2)        Configuration verification

l          The clients can associate with the AP and access the WLAN.

l          You can use the display wlan client and display connection commands to view the online clients.

802.11n Configuration Example

 

 

Network requirements

As shown in Figure 1-12, it is required to deploy an 802.11n network to provide high-bandwidth access for multi-media applications.
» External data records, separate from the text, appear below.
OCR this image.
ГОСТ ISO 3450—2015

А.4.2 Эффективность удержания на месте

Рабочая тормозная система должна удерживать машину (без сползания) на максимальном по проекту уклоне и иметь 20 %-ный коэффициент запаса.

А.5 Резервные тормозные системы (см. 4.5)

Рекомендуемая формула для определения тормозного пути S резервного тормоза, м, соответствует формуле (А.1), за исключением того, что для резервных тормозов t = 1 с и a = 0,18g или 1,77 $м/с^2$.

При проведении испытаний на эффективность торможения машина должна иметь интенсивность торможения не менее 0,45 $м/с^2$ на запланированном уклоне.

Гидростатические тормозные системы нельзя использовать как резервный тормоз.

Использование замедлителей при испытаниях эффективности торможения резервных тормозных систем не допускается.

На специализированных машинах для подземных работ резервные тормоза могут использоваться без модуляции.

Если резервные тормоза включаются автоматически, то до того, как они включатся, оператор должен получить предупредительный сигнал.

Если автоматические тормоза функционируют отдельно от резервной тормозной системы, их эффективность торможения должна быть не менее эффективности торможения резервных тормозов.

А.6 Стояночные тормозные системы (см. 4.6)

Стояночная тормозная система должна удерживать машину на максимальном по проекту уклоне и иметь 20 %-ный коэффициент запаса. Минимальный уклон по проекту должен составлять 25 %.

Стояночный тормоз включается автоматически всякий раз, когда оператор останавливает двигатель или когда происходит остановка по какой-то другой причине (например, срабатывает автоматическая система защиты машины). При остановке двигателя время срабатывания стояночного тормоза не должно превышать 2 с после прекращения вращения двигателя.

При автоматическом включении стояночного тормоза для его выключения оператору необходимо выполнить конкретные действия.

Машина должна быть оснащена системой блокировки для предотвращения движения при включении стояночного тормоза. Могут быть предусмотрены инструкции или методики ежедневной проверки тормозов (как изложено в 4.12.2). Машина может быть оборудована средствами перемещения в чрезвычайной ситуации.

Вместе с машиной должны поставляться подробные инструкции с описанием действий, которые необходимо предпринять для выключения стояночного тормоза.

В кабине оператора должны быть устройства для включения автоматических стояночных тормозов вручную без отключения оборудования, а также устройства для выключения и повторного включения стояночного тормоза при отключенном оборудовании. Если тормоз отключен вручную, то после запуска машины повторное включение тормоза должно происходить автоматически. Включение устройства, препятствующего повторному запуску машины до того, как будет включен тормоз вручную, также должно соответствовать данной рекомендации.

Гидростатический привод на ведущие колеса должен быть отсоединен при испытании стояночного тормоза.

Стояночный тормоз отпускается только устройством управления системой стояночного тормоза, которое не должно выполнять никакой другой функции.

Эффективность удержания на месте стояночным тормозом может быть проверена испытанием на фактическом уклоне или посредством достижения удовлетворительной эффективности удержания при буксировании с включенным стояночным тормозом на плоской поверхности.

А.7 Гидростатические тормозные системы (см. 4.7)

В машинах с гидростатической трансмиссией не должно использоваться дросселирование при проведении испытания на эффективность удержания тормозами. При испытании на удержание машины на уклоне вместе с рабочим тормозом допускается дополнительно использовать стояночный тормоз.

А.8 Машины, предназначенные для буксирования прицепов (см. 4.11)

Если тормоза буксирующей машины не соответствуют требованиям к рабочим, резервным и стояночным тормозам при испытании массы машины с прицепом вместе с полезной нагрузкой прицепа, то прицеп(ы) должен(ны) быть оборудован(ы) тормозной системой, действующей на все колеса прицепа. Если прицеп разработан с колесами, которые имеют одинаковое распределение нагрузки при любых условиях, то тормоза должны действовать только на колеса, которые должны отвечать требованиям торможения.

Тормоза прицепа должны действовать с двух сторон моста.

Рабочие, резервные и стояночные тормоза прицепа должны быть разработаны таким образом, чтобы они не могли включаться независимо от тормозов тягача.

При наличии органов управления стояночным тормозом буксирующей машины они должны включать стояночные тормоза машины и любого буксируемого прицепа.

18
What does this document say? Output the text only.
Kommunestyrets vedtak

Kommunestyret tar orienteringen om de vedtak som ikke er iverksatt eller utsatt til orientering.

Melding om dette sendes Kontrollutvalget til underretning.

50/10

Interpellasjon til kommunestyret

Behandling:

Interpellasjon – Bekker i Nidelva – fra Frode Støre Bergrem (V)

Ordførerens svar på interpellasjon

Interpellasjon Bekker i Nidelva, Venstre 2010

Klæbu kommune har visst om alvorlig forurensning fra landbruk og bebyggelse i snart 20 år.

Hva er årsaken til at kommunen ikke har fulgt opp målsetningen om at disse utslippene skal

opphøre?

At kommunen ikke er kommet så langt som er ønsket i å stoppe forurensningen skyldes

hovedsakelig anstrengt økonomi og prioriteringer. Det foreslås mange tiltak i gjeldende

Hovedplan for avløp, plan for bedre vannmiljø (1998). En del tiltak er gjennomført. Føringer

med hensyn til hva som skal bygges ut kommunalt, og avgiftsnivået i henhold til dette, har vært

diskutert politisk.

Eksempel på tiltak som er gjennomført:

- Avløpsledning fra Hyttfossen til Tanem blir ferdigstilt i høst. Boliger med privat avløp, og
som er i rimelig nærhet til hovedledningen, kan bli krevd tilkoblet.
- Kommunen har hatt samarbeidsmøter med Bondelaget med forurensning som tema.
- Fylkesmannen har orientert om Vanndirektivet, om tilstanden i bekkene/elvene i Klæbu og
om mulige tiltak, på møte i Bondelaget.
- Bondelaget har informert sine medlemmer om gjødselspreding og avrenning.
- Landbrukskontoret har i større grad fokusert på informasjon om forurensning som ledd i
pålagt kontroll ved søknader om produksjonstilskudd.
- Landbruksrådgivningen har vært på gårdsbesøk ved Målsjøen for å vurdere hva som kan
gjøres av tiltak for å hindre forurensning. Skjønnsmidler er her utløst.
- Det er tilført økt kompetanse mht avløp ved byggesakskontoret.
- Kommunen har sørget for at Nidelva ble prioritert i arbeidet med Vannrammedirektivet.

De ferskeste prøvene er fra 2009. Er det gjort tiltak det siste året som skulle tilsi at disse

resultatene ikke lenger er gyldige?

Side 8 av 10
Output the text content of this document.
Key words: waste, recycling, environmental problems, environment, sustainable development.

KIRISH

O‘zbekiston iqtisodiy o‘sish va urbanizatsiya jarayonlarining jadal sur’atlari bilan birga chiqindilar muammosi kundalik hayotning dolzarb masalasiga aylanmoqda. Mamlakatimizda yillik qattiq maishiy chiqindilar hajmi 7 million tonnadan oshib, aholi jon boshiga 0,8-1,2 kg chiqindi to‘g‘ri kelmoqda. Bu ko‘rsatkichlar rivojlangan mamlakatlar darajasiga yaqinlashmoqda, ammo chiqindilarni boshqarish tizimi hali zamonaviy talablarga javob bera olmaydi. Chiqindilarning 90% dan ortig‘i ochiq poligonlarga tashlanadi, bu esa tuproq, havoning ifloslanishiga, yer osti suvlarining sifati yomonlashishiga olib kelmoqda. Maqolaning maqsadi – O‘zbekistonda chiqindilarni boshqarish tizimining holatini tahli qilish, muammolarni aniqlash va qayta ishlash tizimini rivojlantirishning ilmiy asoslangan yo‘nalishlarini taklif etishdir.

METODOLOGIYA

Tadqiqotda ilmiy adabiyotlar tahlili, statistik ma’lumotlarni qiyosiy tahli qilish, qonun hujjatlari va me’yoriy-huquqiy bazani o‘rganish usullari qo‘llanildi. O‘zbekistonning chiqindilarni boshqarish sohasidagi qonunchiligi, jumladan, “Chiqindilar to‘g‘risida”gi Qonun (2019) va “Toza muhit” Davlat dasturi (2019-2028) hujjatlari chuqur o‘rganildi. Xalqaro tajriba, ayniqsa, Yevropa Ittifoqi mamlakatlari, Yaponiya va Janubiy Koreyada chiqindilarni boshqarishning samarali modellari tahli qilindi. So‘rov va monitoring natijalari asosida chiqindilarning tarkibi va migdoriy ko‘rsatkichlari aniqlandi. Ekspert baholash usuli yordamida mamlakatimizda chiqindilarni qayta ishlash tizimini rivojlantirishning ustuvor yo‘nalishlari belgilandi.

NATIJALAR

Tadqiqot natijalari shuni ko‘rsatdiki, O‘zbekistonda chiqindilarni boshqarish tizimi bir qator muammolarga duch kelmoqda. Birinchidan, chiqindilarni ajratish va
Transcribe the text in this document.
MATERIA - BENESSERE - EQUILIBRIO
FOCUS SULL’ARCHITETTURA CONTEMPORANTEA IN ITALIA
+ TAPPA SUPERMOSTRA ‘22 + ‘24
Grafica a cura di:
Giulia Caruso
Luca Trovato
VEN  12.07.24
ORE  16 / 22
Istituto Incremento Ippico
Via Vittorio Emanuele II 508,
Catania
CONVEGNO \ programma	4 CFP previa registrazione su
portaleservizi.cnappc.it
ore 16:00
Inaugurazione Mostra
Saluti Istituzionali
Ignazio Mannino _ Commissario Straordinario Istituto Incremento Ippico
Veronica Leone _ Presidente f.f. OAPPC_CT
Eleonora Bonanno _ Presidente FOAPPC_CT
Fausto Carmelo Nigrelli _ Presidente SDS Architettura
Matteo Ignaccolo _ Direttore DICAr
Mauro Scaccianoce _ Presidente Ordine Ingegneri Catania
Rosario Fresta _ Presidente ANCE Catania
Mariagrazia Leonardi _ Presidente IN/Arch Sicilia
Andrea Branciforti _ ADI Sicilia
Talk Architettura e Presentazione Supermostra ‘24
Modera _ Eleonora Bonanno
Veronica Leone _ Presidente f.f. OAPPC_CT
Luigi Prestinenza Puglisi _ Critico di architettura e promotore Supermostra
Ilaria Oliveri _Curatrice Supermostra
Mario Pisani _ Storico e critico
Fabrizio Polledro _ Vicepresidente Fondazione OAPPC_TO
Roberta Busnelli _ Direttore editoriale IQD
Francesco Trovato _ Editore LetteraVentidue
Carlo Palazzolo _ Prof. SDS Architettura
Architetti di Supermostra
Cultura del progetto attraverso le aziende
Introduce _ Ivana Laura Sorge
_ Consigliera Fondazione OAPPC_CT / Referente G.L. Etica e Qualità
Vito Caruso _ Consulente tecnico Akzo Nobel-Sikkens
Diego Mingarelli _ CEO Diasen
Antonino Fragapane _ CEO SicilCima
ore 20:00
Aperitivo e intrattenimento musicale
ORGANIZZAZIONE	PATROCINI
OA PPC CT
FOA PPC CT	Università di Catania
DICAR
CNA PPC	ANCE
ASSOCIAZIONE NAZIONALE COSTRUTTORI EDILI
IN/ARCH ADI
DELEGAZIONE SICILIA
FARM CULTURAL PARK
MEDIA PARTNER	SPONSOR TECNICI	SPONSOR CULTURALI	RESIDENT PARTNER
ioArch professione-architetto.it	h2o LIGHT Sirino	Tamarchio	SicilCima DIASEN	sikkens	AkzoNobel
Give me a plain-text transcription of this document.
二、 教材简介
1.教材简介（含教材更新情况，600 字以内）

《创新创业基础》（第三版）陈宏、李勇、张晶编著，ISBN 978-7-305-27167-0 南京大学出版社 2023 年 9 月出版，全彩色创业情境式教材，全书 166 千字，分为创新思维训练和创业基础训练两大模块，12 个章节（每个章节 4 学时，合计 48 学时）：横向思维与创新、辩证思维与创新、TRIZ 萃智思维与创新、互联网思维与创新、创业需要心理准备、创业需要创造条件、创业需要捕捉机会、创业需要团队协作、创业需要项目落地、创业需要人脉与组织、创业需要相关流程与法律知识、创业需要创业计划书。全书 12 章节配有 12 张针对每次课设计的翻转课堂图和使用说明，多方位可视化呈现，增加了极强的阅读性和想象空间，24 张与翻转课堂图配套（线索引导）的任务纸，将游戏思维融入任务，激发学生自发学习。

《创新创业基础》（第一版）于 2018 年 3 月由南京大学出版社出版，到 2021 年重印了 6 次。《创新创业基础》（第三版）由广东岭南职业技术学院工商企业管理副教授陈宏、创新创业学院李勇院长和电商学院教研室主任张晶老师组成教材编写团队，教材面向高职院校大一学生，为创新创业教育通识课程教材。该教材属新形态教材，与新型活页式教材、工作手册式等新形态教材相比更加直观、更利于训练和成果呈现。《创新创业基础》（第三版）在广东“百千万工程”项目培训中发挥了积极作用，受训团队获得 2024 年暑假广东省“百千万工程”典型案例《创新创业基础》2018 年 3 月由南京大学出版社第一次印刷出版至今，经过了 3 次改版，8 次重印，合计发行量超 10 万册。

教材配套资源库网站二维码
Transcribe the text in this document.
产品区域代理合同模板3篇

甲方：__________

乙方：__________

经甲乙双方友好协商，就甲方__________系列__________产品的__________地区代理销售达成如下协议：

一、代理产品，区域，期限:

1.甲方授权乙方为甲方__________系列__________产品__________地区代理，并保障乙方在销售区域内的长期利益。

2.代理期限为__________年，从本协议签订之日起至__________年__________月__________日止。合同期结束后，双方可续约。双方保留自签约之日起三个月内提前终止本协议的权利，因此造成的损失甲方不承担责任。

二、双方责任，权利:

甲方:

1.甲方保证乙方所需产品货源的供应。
More specifically:

l          The AP provides a plain-text wireless service with SSID service.

l          802.11gn is adopted to inter-work with existing 802.11g network.

Figure 1-12 802.11n configuration

 

Configuration procedure

1)        Configuration on the fat AP

# Create a WLAN-ESS interface.

<AP> system-view

[AP] interface WLAN-BSS 1

[AP-WLAN-BSS1] quit

# Configure a clear-type service template, and configure its SSID as service, specify the open-system authentication mode, and enable the WLAN service template.

[AP] wlan service-template 1 clear

[AP-wlan-st-1] ssid service

[AP-wlan-st-1] authentication-method open-system

[AP-wlan-st-1] service-template enable

[AP-wlan-st-1] quit

# Configure the bandwidth as 40 MHz, and bind WLAN-Radio 1/0/1 to service template 1 and WLAN-BSS 1.

[AP] interface WLAN-Radio 1/0/1

[AP-WLAN-Radio1/0/1] radio-type dot11gn

[AP-WLAN-Radio1/0/1] channel 6

[AP-WLAN-Radio1/0/1] channel band-width 40

[AP-WLAN-Radio1/0/1] service-template 1 interface WLAN-BSS 1

2)        Configuration verification

l          The clients can associate with the APs and access the WLAN.

l          You can use the display wlan client and display connection commands to view the online clients. The 802.11n client information is displayed in the output information of the display wlan client command.